Wednesday, February 19, 2014

Macedonia Officials Dispute ‘Mass Poisoning’ of Albanians

After a mystery incident that caused ethnic jitters, police in the town of Gostivar insisted that dozens of Albanian high-school students had not been poisoned, but the local mayor disagreed.
Sinisa Jakov Marusic
BIRN
Skopje
Mayor of Gostivar, Nevzat Bejta | Photo by: gostivari.gov.mk
Police on Tuesday officially confirmed that their forensic examination failed to identify any traces of toxins in the 60 students and professors from the local Economy High School who last week complained that they had been the victims of a mass poisoning, in a case that sparked fears of a targeted attack.
Police also said they would investigate the possibility that the entire incident had been faked.
But the mayor of the ethnically-mixed western town of Gostivar, Nevzat Bejta, insisted that the poisoning was real.
“I personally felt the symptoms of the poisoning in the school. If there was no poisoning, why did so many students and professors ask for medical help? I went there myself and felt the symptoms, a burning in the eyes and the throat,” Bejta, an ethnic Albanian, told media.

The mayor, who is member of the junior ruling Democratic Union for Integration party said he suspected a targeted attack because, he said, similar cases in the past have never occurred in the east of the country where there are no ethnic Albanians.

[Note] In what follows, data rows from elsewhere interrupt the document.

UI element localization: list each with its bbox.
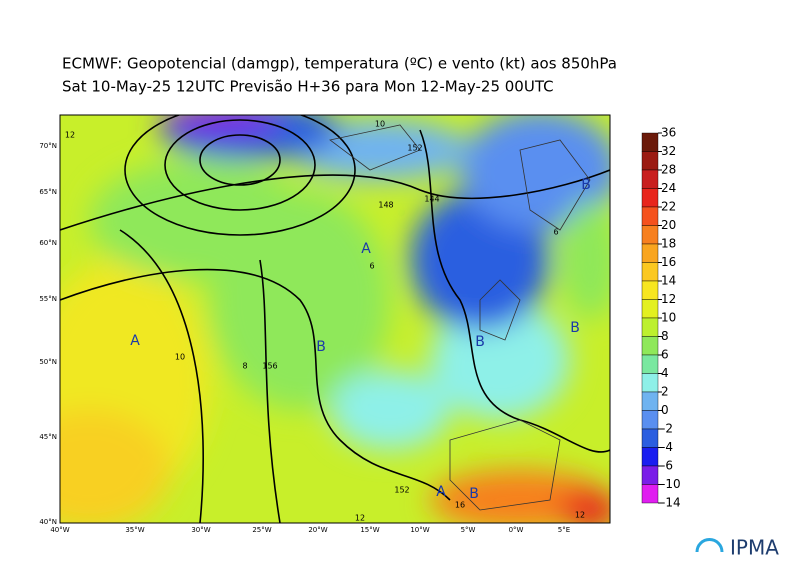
colorbar-label: -6 xyxy=(661,459,673,473)
contour-label: 10 xyxy=(175,353,185,362)
lon-label: 25°W xyxy=(252,526,271,534)
colorbar-label: -2 xyxy=(661,422,673,436)
colorbar-segment xyxy=(641,169,659,189)
colorbar-segment xyxy=(641,391,659,411)
colorbar-segment xyxy=(641,299,659,319)
colorbar-label: 18 xyxy=(661,237,676,251)
lon-label: 5°W xyxy=(461,526,476,534)
colorbar-segment xyxy=(641,410,659,430)
colorbar-segment xyxy=(641,447,659,467)
title: ECMWF: Geopotencial (damgp), temperatura… xyxy=(62,55,617,73)
colorbar-label: -4 xyxy=(661,440,673,454)
lon-label: 20°W xyxy=(308,526,327,534)
contour-label: 10 xyxy=(375,120,385,129)
pressure-center: B xyxy=(570,320,580,336)
colorbar-segment xyxy=(641,243,659,263)
contour-label: 156 xyxy=(262,362,277,371)
contour-label: 144 xyxy=(424,195,439,204)
contour-label: 6 xyxy=(553,228,558,237)
colorbar-label: -10 xyxy=(661,477,681,491)
pressure-center: A xyxy=(361,241,371,257)
subtitle: Sat 10-May-25 12UTC Previsão H+36 para M… xyxy=(62,78,554,96)
logo-icon xyxy=(695,538,724,553)
colorbar-label: 28 xyxy=(661,163,676,177)
map xyxy=(60,115,610,523)
lat-label: 70°N xyxy=(39,142,57,150)
colorbar-label: 24 xyxy=(661,181,676,195)
colorbar-label: 2 xyxy=(661,385,669,399)
logo: IPMA xyxy=(730,536,779,560)
colorbar-segment xyxy=(641,317,659,337)
lon-label: 5°E xyxy=(558,526,570,534)
lat-label: 55°N xyxy=(39,295,57,303)
colorbar-label: -14 xyxy=(661,496,681,510)
colorbar-label: 36 xyxy=(661,126,676,140)
colorbar-label: 0 xyxy=(661,403,669,417)
colorbar-segment xyxy=(641,428,659,448)
colorbar-label: 32 xyxy=(661,144,676,158)
lon-label: 10°W xyxy=(410,526,429,534)
contour-label: 12 xyxy=(65,131,75,140)
lat-label: 65°N xyxy=(39,188,57,196)
contour-label: 12 xyxy=(575,511,585,520)
colorbar-label: 20 xyxy=(661,218,676,232)
pressure-center: B xyxy=(316,339,326,355)
lat-label: 40°N xyxy=(39,518,57,526)
colorbar-label: 12 xyxy=(661,292,676,306)
lat-label: 45°N xyxy=(39,433,57,441)
colorbar-segment xyxy=(641,336,659,356)
contour-label: 152 xyxy=(394,486,409,495)
colorbar-label: 10 xyxy=(661,311,676,325)
map-frame xyxy=(59,114,611,524)
pressure-center: A xyxy=(130,333,140,349)
contour-label: 6 xyxy=(369,262,374,271)
colorbar-segment xyxy=(641,151,659,171)
colorbar-segment xyxy=(641,373,659,393)
lon-label: 0°W xyxy=(509,526,524,534)
colorbar-segment xyxy=(641,225,659,245)
lat-label: 50°N xyxy=(39,358,57,366)
colorbar-segment xyxy=(641,262,659,282)
colorbar-label: 8 xyxy=(661,329,669,343)
colorbar-label: 4 xyxy=(661,366,669,380)
colorbar-segment xyxy=(641,132,659,152)
contour-label: 12 xyxy=(355,514,365,523)
contour-label: 148 xyxy=(378,201,393,210)
lon-label: 30°W xyxy=(191,526,210,534)
contour-label: 152 xyxy=(407,144,422,153)
colorbar-segment xyxy=(641,280,659,300)
contour-label: 16 xyxy=(455,501,465,510)
pressure-center: B xyxy=(581,177,591,193)
lat-label: 60°N xyxy=(39,239,57,247)
colorbar-segment xyxy=(641,206,659,226)
lon-label: 15°W xyxy=(360,526,379,534)
colorbar-label: 6 xyxy=(661,348,669,362)
lon-label: 35°W xyxy=(125,526,144,534)
colorbar-label: 16 xyxy=(661,255,676,269)
pressure-center: B xyxy=(469,486,479,502)
colorbar-segment xyxy=(641,484,659,504)
contour-label: 8 xyxy=(242,362,247,371)
pressure-center: B xyxy=(475,334,485,350)
colorbar-label: 22 xyxy=(661,200,676,214)
lon-label: 40°W xyxy=(50,526,69,534)
colorbar-segment xyxy=(641,188,659,208)
colorbar-segment xyxy=(641,465,659,485)
colorbar-segment xyxy=(641,354,659,374)
pressure-center: A xyxy=(436,484,446,500)
colorbar-label: 14 xyxy=(661,274,676,288)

“This should be cleared up once and for all. We cannot allow someone to play with the feelings of the parents and with the lives of our children,” he said.

After complaining about symptoms of poisoning last Friday, 12 of the 60 people were hospitalised at the Skopje toxicology clinic but left soon afterwards.

The incident quickly picked up an ethnic tone after news spread that it happened during the high school’s second shift, when only ethnic Albanian students were present.

It happened just two months before presidential elections in April and among growing speculation about possible parallel early general elections.

Mirjana Maleska, a political science professor at the South East European University in Tetovo, told website faktor.mk that the case must be viewed with caution because it is very hard to prove that some sort of gas was fired into the classrooms, as has been speculated.

But she said that cases of mysterious mass poisonings of ethnic Albanians are not unknown in the region and that they “have been used in the past to create mass hysteria in critical pre-election periods”.

In one similarly mysterious case in 2002 in the town of Kumanovo, some 200 young Albanians, most of them high school students, complained of poisoning symptoms that caused many of them to be hospitalised.

However the authorities failed to determine any cause for the mysterious outbreak which fed suspicions that their sudden illness might have been faked.

Nikola Tupancevski, a law professor at Skopje state university, said that if the Gostivar incident was faked, “it was surely done in a political context” and that “legally speaking, false reporting is a criminal act”.
In 2001, the country went through a brief armed conflict between Macedonian security forces and ethnic Albanian insurgents, which ended with the signing of a peace deal that granted greater rights for the Albanians, who make up a quarter of Macedonia’s 2.1 million population.